There is also "sponsored" research as others have pointed out, that is more of a bought study that a business hopes they can use for marketing. These have a big conflict.

I agree that government is probably the worst system in most cases. It's the same kind of "picking winners" that doesnt work in corporate funding. I'm from Canada where our tech industry basically runs on subsidies, and very little escapes the bubble of trying to get more government funding and actually becomes self sustaining.

Personally, I have seen there is a legit appetite for corporate funded research that advances the company's goals. As an academic, I would rather seek out companies for funding, knowing that I'm working in something that someone wants, and not trying to optimize for government priorities. I'm coming at this from a hard science perspective. I imagine the dynamics are very different for drug trials or other efficacy type studies, which are maybe more relevant to this discussion.



Good points, but there's another wrinkle. If a company pays a research institution to do a fraudulent study, the research institution risks losing their status as a reputable research outfit, and thereby loses a multiple of that as other companies avoid funding them.

A prestigious reputation is like glass - easy to break, very hard to put back together.

You'd think this would work with government funding, too. But it appears it does not. It could be because one's "reputation" is based on how many papers are published and how many cites. This is like rating a programmer on how many lines of code written.

It is not a measure of quality at all.


Cites are supposed to be more analogous to how many times a programmers' library has been used.

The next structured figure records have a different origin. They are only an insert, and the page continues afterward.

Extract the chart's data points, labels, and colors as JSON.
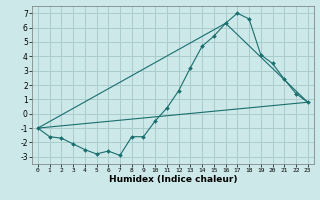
{
  "title": "",
  "xlabel": "Humidex (Indice chaleur)",
  "ylabel": "",
  "bg_color": "#cce8e8",
  "grid_color": "#aacccc",
  "line_color": "#1a6e6e",
  "xlim": [
    -0.5,
    23.5
  ],
  "ylim": [
    -3.5,
    7.5
  ],
  "xticks": [
    0,
    1,
    2,
    3,
    4,
    5,
    6,
    7,
    8,
    9,
    10,
    11,
    12,
    13,
    14,
    15,
    16,
    17,
    18,
    19,
    20,
    21,
    22,
    23
  ],
  "yticks": [
    -3,
    -2,
    -1,
    0,
    1,
    2,
    3,
    4,
    5,
    6,
    7
  ],
  "series1_x": [
    0,
    1,
    2,
    3,
    4,
    5,
    6,
    7,
    8,
    9,
    10,
    11,
    12,
    13,
    14,
    15,
    16,
    17,
    18,
    19,
    20,
    21,
    22,
    23
  ],
  "series1_y": [
    -1.0,
    -1.6,
    -1.7,
    -2.1,
    -2.5,
    -2.8,
    -2.6,
    -2.9,
    -1.6,
    -1.6,
    -0.5,
    0.4,
    1.6,
    3.2,
    4.7,
    5.4,
    6.3,
    7.0,
    6.6,
    4.1,
    3.5,
    2.4,
    1.4,
    0.8
  ],
  "series2_x": [
    0,
    16,
    23
  ],
  "series2_y": [
    -1.0,
    6.3,
    0.8
  ],
  "series3_x": [
    0,
    23
  ],
  "series3_y": [
    -1.0,
    0.8
  ],
  "xlabel_fontsize": 6.5,
  "tick_fontsize_x": 4.5,
  "tick_fontsize_y": 5.5
}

Unless gamed, it _is_ a useful measure.

But if your programming ability was measured by how much are your libraries used (eg. in hiring, determining salary, seniority...), there would be every incentive to aim for your library to be used as much as possible even when it is superflouous.

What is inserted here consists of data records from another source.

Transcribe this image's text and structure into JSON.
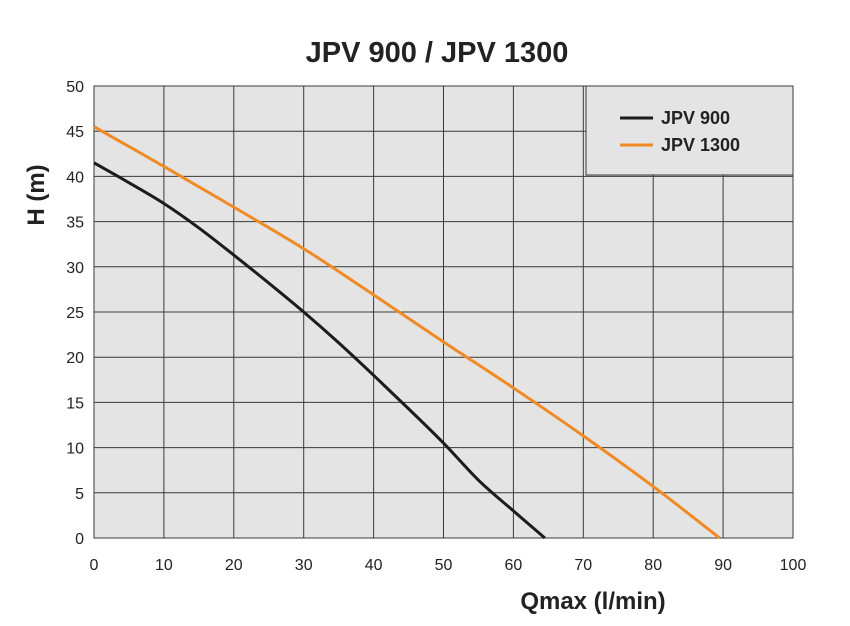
{
  "chart_data": {
    "type": "line",
    "title": "JPV 900 / JPV 1300",
    "xlabel": "Qmax (l/min)",
    "ylabel": "H (m)",
    "xlim": [
      0,
      100
    ],
    "ylim": [
      0,
      50
    ],
    "x_ticks": [
      0,
      10,
      20,
      30,
      40,
      50,
      60,
      70,
      80,
      90,
      100
    ],
    "y_ticks": [
      0,
      5,
      10,
      15,
      20,
      25,
      30,
      35,
      40,
      45,
      50
    ],
    "grid": true,
    "legend_position": "top-right",
    "plot_background": "#e4e4e4",
    "series": [
      {
        "name": "JPV 900",
        "color": "#1c1c1c",
        "points": [
          [
            0,
            41.5
          ],
          [
            5,
            39.3
          ],
          [
            10,
            37.0
          ],
          [
            15,
            34.3
          ],
          [
            20,
            31.3
          ],
          [
            25,
            28.2
          ],
          [
            30,
            25.0
          ],
          [
            35,
            21.6
          ],
          [
            40,
            18.0
          ],
          [
            45,
            14.3
          ],
          [
            50,
            10.5
          ],
          [
            55,
            6.4
          ],
          [
            60,
            3.0
          ],
          [
            64.5,
            0
          ]
        ]
      },
      {
        "name": "JPV 1300",
        "color": "#f08a24",
        "points": [
          [
            0,
            45.5
          ],
          [
            10,
            41.1
          ],
          [
            20,
            36.6
          ],
          [
            30,
            32.0
          ],
          [
            40,
            26.9
          ],
          [
            50,
            21.7
          ],
          [
            60,
            16.6
          ],
          [
            70,
            11.3
          ],
          [
            80,
            5.7
          ],
          [
            89.5,
            0
          ]
        ]
      }
    ]
  }
}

That is what has happened in academia, basically.


I think the timescale point is an important one. For long timescales (and how long is long has changed over the years), government might be more likely to invest: eg. imagine the project of sending people to Moon: at the time, no private investor in the world could rival what Soviet Union or USA could dedicate to those projects — the price has gone down in a sense (or we've got richer individuals/companies), so you do see private investors in the field today, but there are always projects of the similar scale that might never happen if business returns are too far off.